她坐到铩羽旁边,看着他的脸。能够感觉到他的疲惫,为了此时此刻他想必已经提前准备了很多吧。
试问,美人还是江山?事业还是爱情?
——可这不是事业,这是人生。
起初是有一点点想哭,但是那种想哭的欲望出现后完全制止不了,她的眼泪噼里啪啦就落下来了,有几滴掉在了铩羽的脸上。
然后铩羽睁开了眼。
他似乎还没有完全醒过来,表情带着点模糊的……萌。
她一下子就笑了出来,“我们去床上睡吧,”她说,“我也有点困了。”
“嗯。”铩羽点了点头,用手撑着身体从沙发上起来。
她把轮椅拽过来,然后扶着铩羽上了轮椅,将他推到了卧室。她的动作当然不如一直照顾铩羽的十七熟稔,但她的身体素质应该比十七好得多,毕竟她在机甲中也是一流好手,要知道机甲是可以改造人的身体的。
其实如果铩羽不介意的话,她甚至可以直接将他公主抱。
啊仔细想想这画面真的挺美的啊。
……囧。
铩羽看起来完全醒了,可她却真的有点困,铩羽拍了拍床说上来吧,她也没犹豫没矫情脱了鞋就上去了。和铩羽一起躺在床上,感受着他的呼吸和热度,这种情况其实还是第一次。但也没有害羞,没有陌生感,仿佛本该如此一般。
“喜欢这个房子吗?”他问。
“喜欢。

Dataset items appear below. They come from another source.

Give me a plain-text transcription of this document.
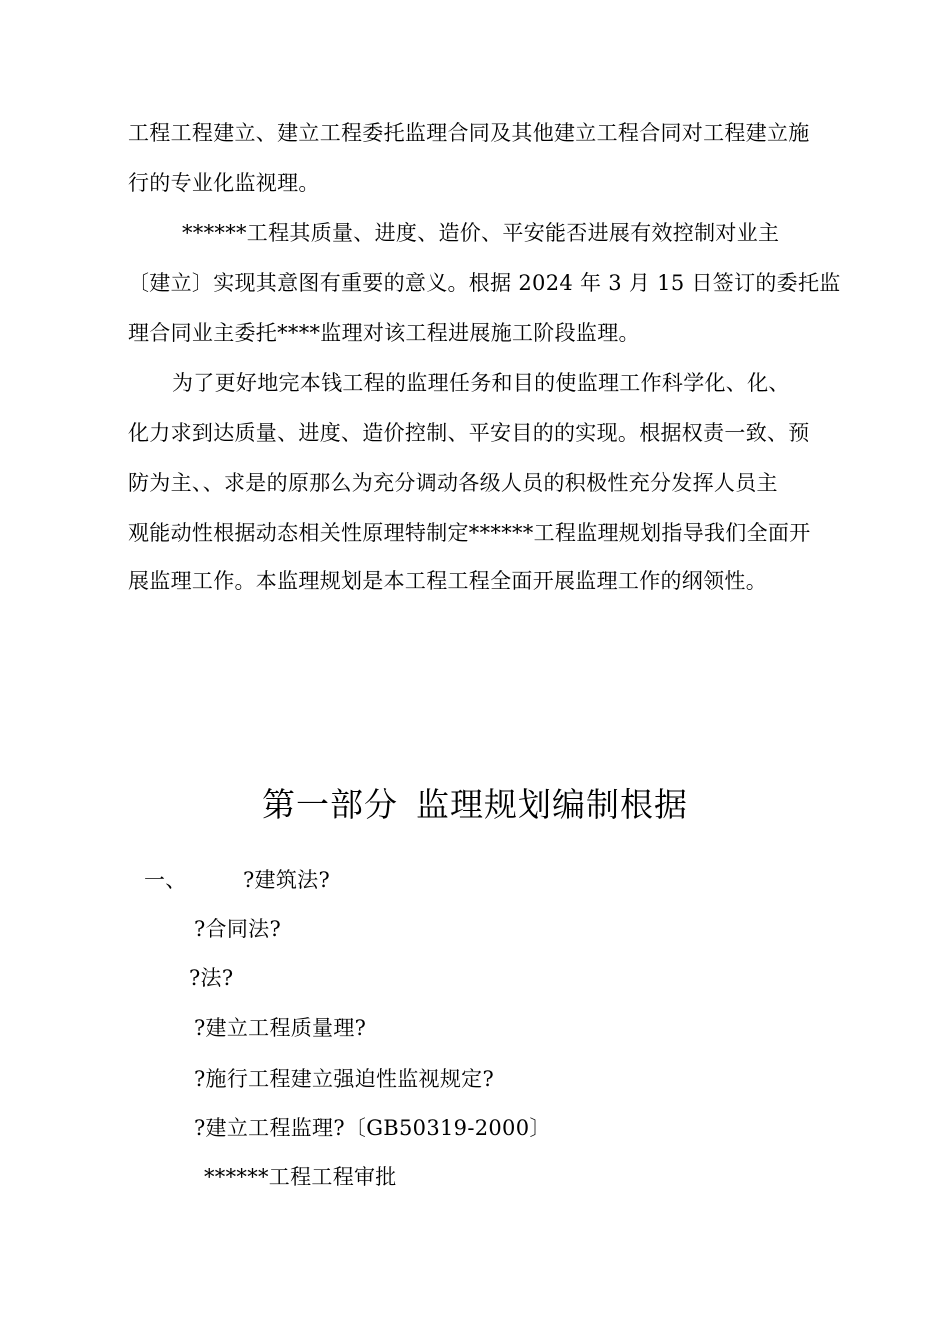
工程工程建立、建立工程委托监理合同及其他建立工程合同对工程建立施
行的专业化监视理。
******工程其质量、进度、造价、平安能否进展有效控制对业主
〔建立〕实现其意图有重要的意义。根据 2024 年 3 月 15 日签订的委托监
理合同业主委托****监理对该工程进展施工阶段监理。
为了更好地完本钱工程的监理任务和目的使监理工作科学化、化、
化力求到达质量、进度、造价控制、平安目的的实现。根据权责一致、预
防为主、、求是的原那么为充分调动各级人员的积极性充分发挥人员主
观能动性根据动态相关性原理特制定******工程监理规划指导我们全面开
展监理工作。本监理规划是本工程工程全面开展监理工作的纲领性。
第一部分 监理规划编制根据
一、	?建筑法?
?合同法?
?法?
?建立工程质量理?
?施行工程建立强迫性监视规定?
?建立工程监理?〔GB50319-2000〕
******工程工程审批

”她点了点头。
虽然似乎盖一个和从前一模一样的房子什么的,这样的梗在小说里快被用烂了,但真正经历这一切的人,才能体会到其中的感觉。
但是仍是要叹息的。
Hitler,花少,君歌还有铩羽,都在怀念他们的过去。但Hitler是最潇洒的那个,君歌也找到了自己的方向,因为完全执着于过去的人是没有未来的。